Every four years sports lovers from all over the world gear up to watch the Olympics, and the first thing that they watch is the opening ceremony of the event. Vox reported that over 40 million Americans tuned in to watch the opening ceremony at Rio this time and no-one could blamed them for it. The opening ceremony of the Olympics has become more and more exciting, eye-popping and artistic over the course of many years.
The television coverage of the opening ceremony of the Olympics started from the 1984 Summer Olympics that took place in Los Angeles. However, it was the 2000 Sydney Olympics that began the trend of elaborate opening ceremonies that we witness these days. For the opening ceremony, each host country tries to portray their cultural heritage, while at the same time seeking to bring the whole sporting community together.
The 1984 Los Angeles Olympics saw the USA showcase the cowboys and the Indians along with performances on Hollywood music. There was synchronized dance and a live performance of Rhapsody in Blue by George Gershwin. Los Angeles was followed by the Seoul Olympics in 1988 and it depicted the traditional dance and music of South Korea.
Barcelona carried forward the tradition of the Olympic opening ceremony and brought in an archer to shoot a flaming arrow to light up the cauldron. This moment has been witnessed on numerous occasions since then. With the 1996 Atlanta Olympics, television viewers got to see the moving cameras and the joy of lighting. There were fireworks as well as a performance by Celine Dion.

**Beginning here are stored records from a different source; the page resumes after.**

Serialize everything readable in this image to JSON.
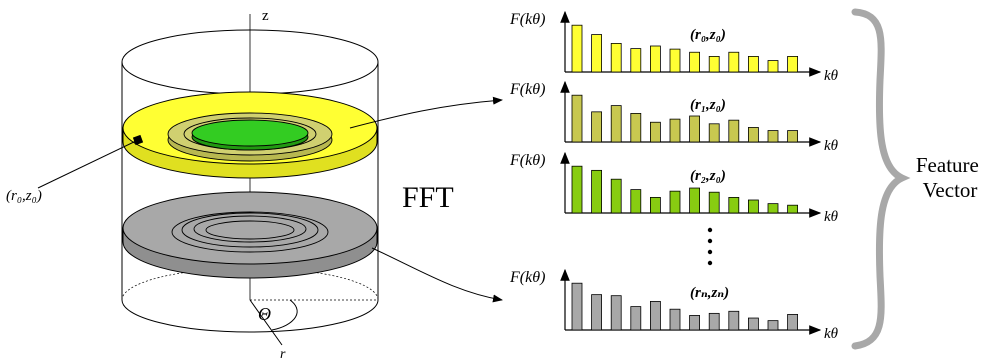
{
  "cylinder": {
    "axis_z_label": "z",
    "axis_r_label": "r",
    "angle_label": "Θ",
    "point_label": "(r₀,z₀)",
    "slice_colors": {
      "top_outer": "#ffff33",
      "top_mid": "#d0d070",
      "top_inner": "#33cc22",
      "bottom": "#a8a8a8"
    }
  },
  "fft_label": "FFT",
  "feature_vector_label": [
    "Feature",
    "Vector"
  ],
  "spectra": [
    {
      "label": "(r₀,z₀)",
      "color": "#ffff33",
      "values": [
        0.9,
        0.72,
        0.55,
        0.45,
        0.5,
        0.44,
        0.38,
        0.3,
        0.38,
        0.3,
        0.22,
        0.3
      ]
    },
    {
      "label": "(r₁,z₀)",
      "color": "#c8c850",
      "values": [
        0.9,
        0.58,
        0.7,
        0.55,
        0.38,
        0.44,
        0.5,
        0.35,
        0.42,
        0.28,
        0.22,
        0.22
      ]
    },
    {
      "label": "(r₂,z₀)",
      "color": "#88cc11",
      "values": [
        0.9,
        0.82,
        0.65,
        0.45,
        0.3,
        0.42,
        0.48,
        0.4,
        0.3,
        0.25,
        0.18,
        0.15
      ]
    },
    {
      "label": "(rₙ,zₙ)",
      "color": "#a8a8a8",
      "values": [
        0.9,
        0.68,
        0.66,
        0.45,
        0.55,
        0.4,
        0.28,
        0.32,
        0.36,
        0.23,
        0.18,
        0.3
      ]
    }
  ],
  "axes": {
    "y_label": "F(kθ)",
    "x_label": "kθ"
  },
  "ellipsis": "⋮"
}
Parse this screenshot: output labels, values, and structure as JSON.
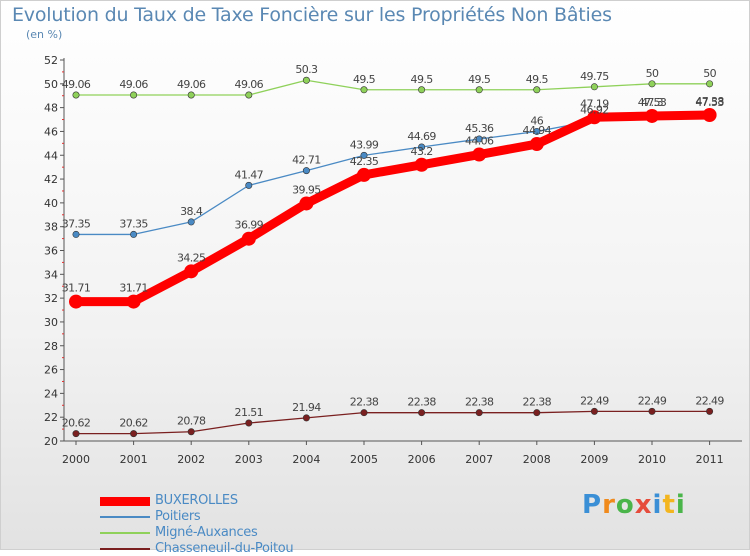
{
  "title": "Evolution du Taux de Taxe Foncière sur les Propriétés Non Bâties",
  "unit": "(en %)",
  "logo": {
    "chars": [
      "P",
      "r",
      "o",
      "x",
      "i",
      "t",
      "i"
    ],
    "colors": [
      "#3a8fd6",
      "#f08a1c",
      "#4ab54a",
      "#e64c3c",
      "#3a8fd6",
      "#f3b51f",
      "#4ab54a"
    ]
  },
  "chart_data": {
    "type": "line",
    "title": "Evolution du Taux de Taxe Foncière sur les Propriétés Non Bâties",
    "ylabel": "(en %)",
    "xlabel": "",
    "ylim": [
      20,
      52
    ],
    "ytick_step": 2,
    "x": [
      "2000",
      "2001",
      "2002",
      "2003",
      "2004",
      "2005",
      "2006",
      "2007",
      "2008",
      "2009",
      "2010",
      "2011"
    ],
    "series": [
      {
        "name": "BUXEROLLES",
        "color": "#ff0000",
        "values": [
          31.71,
          31.71,
          34.25,
          36.99,
          39.95,
          42.35,
          43.2,
          44.06,
          44.94,
          47.19,
          47.3,
          47.38
        ],
        "labels": [
          "31.71",
          "31.71",
          "34.25",
          "36.99",
          "39.95",
          "42.35",
          "43.2",
          "44.06",
          "44.94",
          "47.19",
          "47.3",
          "47.38"
        ]
      },
      {
        "name": "Poitiers",
        "color": "#4a8ac4",
        "values": [
          37.35,
          37.35,
          38.4,
          41.47,
          42.71,
          43.99,
          44.69,
          45.36,
          46,
          46.92,
          47.53,
          47.53
        ],
        "labels": [
          "37.35",
          "37.35",
          "38.4",
          "41.47",
          "42.71",
          "43.99",
          "44.69",
          "45.36",
          "46",
          "46.92",
          "47.53",
          "47.53"
        ]
      },
      {
        "name": "Migné-Auxances",
        "color": "#8fd15a",
        "values": [
          49.06,
          49.06,
          49.06,
          49.06,
          50.3,
          49.5,
          49.5,
          49.5,
          49.5,
          49.75,
          50,
          50
        ],
        "labels": [
          "49.06",
          "49.06",
          "49.06",
          "49.06",
          "50.3",
          "49.5",
          "49.5",
          "49.5",
          "49.5",
          "49.75",
          "50",
          "50"
        ]
      },
      {
        "name": "Chasseneuil-du-Poitou",
        "color": "#7a2020",
        "values": [
          20.62,
          20.62,
          20.78,
          21.51,
          21.94,
          22.38,
          22.38,
          22.38,
          22.38,
          22.49,
          22.49,
          22.49
        ],
        "labels": [
          "20.62",
          "20.62",
          "20.78",
          "21.51",
          "21.94",
          "22.38",
          "22.38",
          "22.38",
          "22.38",
          "22.49",
          "22.49",
          "22.49"
        ]
      }
    ],
    "legend": [
      "BUXEROLLES",
      "Poitiers",
      "Migné-Auxances",
      "Chasseneuil-du-Poitou"
    ],
    "legend_position": "bottom-left",
    "grid": false
  }
}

Sydney Olympics brought in the best from the ceremonies held in Atlanta and Barcelona. The Australian culture was the focus of attention with artists suspended from the air, stilt walkers and native dancers.
Athens then stunned the world with their take on the opening ceremony of the Olympics. No one had thought that Athens would be able to pull it off but they proved everyone wrong right from the word go.
The 2008 Beijing Olympics was all about digital projection and set pieces, and the two-part opening ceremony that showcased both ancient and modern China captivated the audience. The 2012 London Olympics was a trip down Britain’s history lane, directed by Danny Boyle. Instead of world famous athletes lighting up the cauldron, London got young Olympians to come together to light it up.
The opening ceremony of the Rio Olympics saw marathon runner Vanderlei Lima lighting the flame. While many had thought that Pele was going to be tasked with the job, it was surprising to see that the little-known athlete was given the task. The Olympics opening ceremony saw a huge round of applause for the members of the refugee team, which is going to change how the Games are perceived.
The Olympic Games 2016 were declared open by the interim President of Brazil, Michel Temer. He is serving as the acting President after President Dilma Rousseff was suspended and is waiting for her impeachment trials. Brazil is going through troubling times, but it’s nice to see that there was such a lot of positive energy among the crowd at Maracana.
The Olympic Games has dealt out a bad blow for the fans of social media. According to The Guardian, the International Olympic Committee has stopped the news agencies from sharing short clips from the Rio Olympics. The IOC has laid down a guideline that bans Olympic Games materials from being turned into GIFs, memes, and animated formats and shared.